Feature selection and classification

The scikit-learn package (version 1.1.2) in Python was used for feature selection and classification on low and high motor symptom severity for all three feature sets generated by our framework. To generate training and validation data in a robust manner, we conducted the aforementioned procedure with a custom leave-one-subject-out CV, repeated 16 times to account for model variability due to hyperparameter tuning. The leave-one-subject-out protocol selects a different patient at each CV iteration and isolates all samples related to that patient as the testing set. This form of CV is necessary to prevent dependency on hidden confounding variables and thus data leakage. Once partitioned, the training and validation sets were centered and normalized feature-wise based on means and standard deviations from the training set. Then, to reduce feature dimensionality, address multicollinearity, and improve interpretability, we applied to all feature sets as a pre-training step LASSO feature selection, which is an L1-regularized, sparsity-inducing algorithm. Finally, classification performances were evaluated using seven different ML algorithms: (1) linear discriminant analysis (LDA)62; (2) logistic regression (LR)63; (3) support vector machine (SVM)64; (4) random forest (RF)65; (5) adaptive-boosted trees (AdaBoost; AB)66; (6) K-nearest neighbors (KNN)67; and, (7) Gaussian naive Bayes (GNB)68. The regularization parameter for LASSO feature sparsity, as well as relevant hyperparameters for each classification model, were chosen via hyperparameter optimization with nested leave-one-subject-out CV during each CV iteration. Classification accuracies and AUC scores were recorded for each classifier, where accuracy measures the model’s ability to classify on the defined class labels and AUC measures the model’s sensitivity and generalizability by looking at all probabilities for assigning labels. Accuracy and AUC scores during CV were aggregated and reported as mean ± standard deviation.

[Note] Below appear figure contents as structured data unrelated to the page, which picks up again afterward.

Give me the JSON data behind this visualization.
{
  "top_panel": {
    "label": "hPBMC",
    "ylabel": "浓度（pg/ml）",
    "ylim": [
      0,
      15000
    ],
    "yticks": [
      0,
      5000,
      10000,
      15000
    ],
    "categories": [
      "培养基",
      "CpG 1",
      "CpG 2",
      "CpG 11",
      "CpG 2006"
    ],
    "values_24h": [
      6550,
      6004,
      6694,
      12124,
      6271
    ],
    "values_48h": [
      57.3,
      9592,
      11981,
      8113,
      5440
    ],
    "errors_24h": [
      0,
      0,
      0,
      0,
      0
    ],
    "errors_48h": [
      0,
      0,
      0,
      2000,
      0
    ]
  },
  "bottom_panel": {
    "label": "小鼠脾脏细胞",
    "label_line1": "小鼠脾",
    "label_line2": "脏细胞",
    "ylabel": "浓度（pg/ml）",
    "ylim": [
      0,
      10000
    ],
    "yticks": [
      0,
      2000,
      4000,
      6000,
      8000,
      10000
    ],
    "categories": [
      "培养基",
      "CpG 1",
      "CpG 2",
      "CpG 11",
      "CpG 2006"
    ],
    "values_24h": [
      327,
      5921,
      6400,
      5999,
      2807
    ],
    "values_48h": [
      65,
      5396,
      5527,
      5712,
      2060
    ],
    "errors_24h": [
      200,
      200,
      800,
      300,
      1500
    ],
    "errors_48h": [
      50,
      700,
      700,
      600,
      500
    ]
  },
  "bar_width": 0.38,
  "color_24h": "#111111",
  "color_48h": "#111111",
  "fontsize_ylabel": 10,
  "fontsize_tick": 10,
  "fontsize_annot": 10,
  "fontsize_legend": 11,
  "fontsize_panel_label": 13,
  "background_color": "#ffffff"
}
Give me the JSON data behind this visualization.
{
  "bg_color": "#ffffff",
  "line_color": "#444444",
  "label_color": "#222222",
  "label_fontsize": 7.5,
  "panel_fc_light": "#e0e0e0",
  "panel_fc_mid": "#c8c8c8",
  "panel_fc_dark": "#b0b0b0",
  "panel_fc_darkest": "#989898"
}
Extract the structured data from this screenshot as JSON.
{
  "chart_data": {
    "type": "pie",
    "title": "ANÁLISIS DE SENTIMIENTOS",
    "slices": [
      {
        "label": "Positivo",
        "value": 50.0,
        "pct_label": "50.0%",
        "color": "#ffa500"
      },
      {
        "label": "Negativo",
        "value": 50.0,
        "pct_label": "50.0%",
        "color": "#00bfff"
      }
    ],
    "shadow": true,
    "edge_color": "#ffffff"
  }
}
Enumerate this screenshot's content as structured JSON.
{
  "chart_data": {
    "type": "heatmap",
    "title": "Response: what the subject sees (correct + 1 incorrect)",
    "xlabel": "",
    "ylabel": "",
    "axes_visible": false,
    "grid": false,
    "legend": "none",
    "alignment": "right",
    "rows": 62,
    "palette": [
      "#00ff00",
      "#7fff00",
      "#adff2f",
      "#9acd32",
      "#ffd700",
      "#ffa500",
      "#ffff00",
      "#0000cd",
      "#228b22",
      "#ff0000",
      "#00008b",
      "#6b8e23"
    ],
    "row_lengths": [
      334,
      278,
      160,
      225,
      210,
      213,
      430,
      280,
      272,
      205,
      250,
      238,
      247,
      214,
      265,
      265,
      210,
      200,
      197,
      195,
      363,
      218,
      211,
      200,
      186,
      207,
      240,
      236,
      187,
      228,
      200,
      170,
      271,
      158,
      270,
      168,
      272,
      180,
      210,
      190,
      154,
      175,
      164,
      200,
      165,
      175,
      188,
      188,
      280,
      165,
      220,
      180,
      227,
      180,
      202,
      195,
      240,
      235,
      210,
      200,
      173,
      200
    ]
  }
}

Feature stability analysis

To address the challenge of interpreting membership variance in salient feature subsets selected via LASSO during CV, we performed feature stability analysis based on frequencies of selection. Here, we defined a feature as being stable if it was selected by LASSO in at least 50% of all CV iterations. Once the stable features have been identified, their contributions to model predictions were evaluated with SHAP analysis on the most performant model using the python package SHAP (version 0.40.0). Additional validation was performed by comparing the 2D projections of the datasets with and without stable feature selection. The algorithm used for projection was multidimensional scaling (MDS), an unsupervised dimensionality reduction algorithm that preserves global structures in the data.

Statistical analysis

Continuous variables were presented as mean ± standard deviation and compared between low and high motor scoring groups with an independent 2-sample t-test if normally distributed or with the Mann–Whitney U-test if otherwise. Categorical variables were presented as counts and compared between scoring groups with Fisher’s exact test, which is analogous to the Chi-squared test but suitable for small-sized samples. A p-value less than 0.05 was considered statistically significant.